Where do I begin? Pinky has performed in three dance productions, she’s graduated from pre-school! She’s now our 6 year old pretty, pretty beautiful girl and in kindergarten. She loves art and dancing. I love seeing her light up when she learns something new. We have a little boy, now 2.5 who keeps us on our toes. He loves Hot Wheels and chi-chi aka the boob! He talks a ton and likes to build guns with Legos (don’t ask.) They both have asthma, and have been hospitalized for it one too many times. In February 2015 we spent the whole month at Rady Children’s Hospital. I am thankful they’re okay now. I’m glad they have each other. These two are the loves of my life. Next to Daddy of course, he’s been busy too finishing up his Masters degree in Cyber Security. And he did go on to become America’s Top Project Manager. Just kidding, but he is one of the best PM’s in my opinion. Oh yeah, he found a dog! Charlotte is her name, causing a ruckus is her game! She’s a pit bull, and I think she hates me. You’ll hear more about her soon enough.

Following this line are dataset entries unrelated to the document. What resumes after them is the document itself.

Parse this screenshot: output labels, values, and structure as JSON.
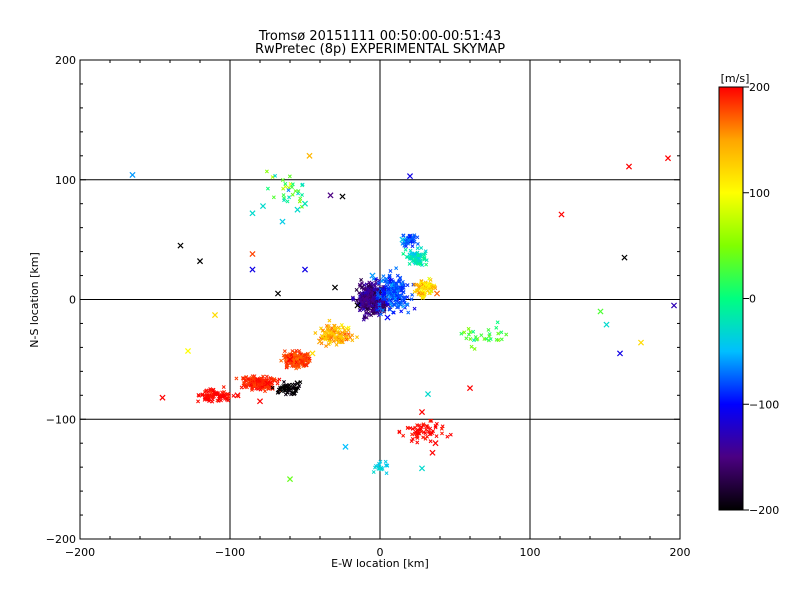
{
  "chart_data": {
    "type": "scatter",
    "title": "Tromsø 20151111 00:50:00-00:51:43",
    "subtitle": "RwPretec (8p) EXPERIMENTAL SKYMAP",
    "xlabel": "E-W location [km]",
    "ylabel": "N-S location [km]",
    "xlim": [
      -200,
      200
    ],
    "ylim": [
      -200,
      200
    ],
    "xticks": [
      "−200",
      "−100",
      "0",
      "100",
      "200"
    ],
    "yticks": [
      "−200",
      "−100",
      "0",
      "100",
      "200"
    ],
    "grid": true,
    "colorbar": {
      "label": "[m/s]",
      "range": [
        -200,
        200
      ],
      "ticks": [
        "200",
        "100",
        "0",
        "−100",
        "−200"
      ],
      "colors": [
        "#000000",
        "#4b0082",
        "#0000ff",
        "#00bfff",
        "#00ff80",
        "#80ff00",
        "#ffff00",
        "#ffa500",
        "#ff0000"
      ]
    },
    "series": [
      {
        "marker": "x",
        "points": [
          {
            "x": -165,
            "y": 104,
            "v": -60
          },
          {
            "x": -133,
            "y": 45,
            "v": -200
          },
          {
            "x": -120,
            "y": 32,
            "v": -200
          },
          {
            "x": -110,
            "y": -13,
            "v": 120
          },
          {
            "x": -128,
            "y": -43,
            "v": 100
          },
          {
            "x": -145,
            "y": -82,
            "v": 200
          },
          {
            "x": -85,
            "y": 72,
            "v": -30
          },
          {
            "x": -78,
            "y": 78,
            "v": -30
          },
          {
            "x": -85,
            "y": 38,
            "v": 180
          },
          {
            "x": -85,
            "y": 25,
            "v": -110
          },
          {
            "x": -65,
            "y": 65,
            "v": -40
          },
          {
            "x": -55,
            "y": 75,
            "v": -30
          },
          {
            "x": -50,
            "y": 80,
            "v": -20
          },
          {
            "x": -47,
            "y": 120,
            "v": 140
          },
          {
            "x": -33,
            "y": 87,
            "v": -150
          },
          {
            "x": -25,
            "y": 86,
            "v": -200
          },
          {
            "x": -50,
            "y": 25,
            "v": -110
          },
          {
            "x": -68,
            "y": 5,
            "v": -200
          },
          {
            "x": 20,
            "y": 103,
            "v": -110
          },
          {
            "x": 121,
            "y": 71,
            "v": 200
          },
          {
            "x": 166,
            "y": 111,
            "v": 200
          },
          {
            "x": 192,
            "y": 118,
            "v": 200
          },
          {
            "x": 163,
            "y": 35,
            "v": -200
          },
          {
            "x": 147,
            "y": -10,
            "v": 30
          },
          {
            "x": 151,
            "y": -21,
            "v": -30
          },
          {
            "x": 160,
            "y": -45,
            "v": -110
          },
          {
            "x": 174,
            "y": -36,
            "v": 120
          },
          {
            "x": 196,
            "y": -5,
            "v": -130
          },
          {
            "x": -60,
            "y": -150,
            "v": 40
          },
          {
            "x": -23,
            "y": -123,
            "v": -50
          },
          {
            "x": 28,
            "y": -141,
            "v": -30
          },
          {
            "x": 37,
            "y": -120,
            "v": 200
          },
          {
            "x": 35,
            "y": -128,
            "v": 200
          },
          {
            "x": 28,
            "y": -94,
            "v": 200
          },
          {
            "x": 60,
            "y": -74,
            "v": 200
          },
          {
            "x": 32,
            "y": -79,
            "v": -30
          },
          {
            "x": 38,
            "y": 5,
            "v": 170
          },
          {
            "x": -30,
            "y": 10,
            "v": -200
          },
          {
            "x": -15,
            "y": -5,
            "v": -200
          },
          {
            "x": -40,
            "y": -35,
            "v": 150
          },
          {
            "x": -60,
            "y": -50,
            "v": 200
          },
          {
            "x": -75,
            "y": -70,
            "v": 200
          },
          {
            "x": -95,
            "y": -80,
            "v": 200
          },
          {
            "x": -55,
            "y": -70,
            "v": -200
          },
          {
            "x": -10,
            "y": 0,
            "v": -150
          },
          {
            "x": 5,
            "y": -15,
            "v": -100
          },
          {
            "x": -5,
            "y": 20,
            "v": -60
          },
          {
            "x": 15,
            "y": 50,
            "v": -40
          },
          {
            "x": -45,
            "y": -45,
            "v": 120
          },
          {
            "x": -80,
            "y": -85,
            "v": 200
          }
        ]
      }
    ]
  }
}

As for me, I’m chugging along doing my best as a stay-at-home mom. I’m partially homeschooling Pinky which brings on new challenges every week. I’m brewing up some new ventures with Daddy and some family members. Helping my sister plan her wedding, planning dates with my kids, meals for the week and honestly just taking life one day at a time. And I can’t forget, Daddy and I started taking Brazilian Jiu Jitsu at The Stronghold San Diego. More on that later too.
If you made it to the end of this post, THANK YOU for reading. I share this not to brag or because I feel I need to explain myself or even because I want you to feel sorry for me. I just want you to know that you’re not alone. The struggle is real. I wish someone would have told me I’d be fighting this battle with myself at one point in my life, but some things you just have to learn on your own. At least I’ll be able to share this with my kids. I hope you found some comfort in my story and can believe that everything will work itself out for good. Whatever you’re going through, it will pass.
Cheers to new beginnings and second chances too!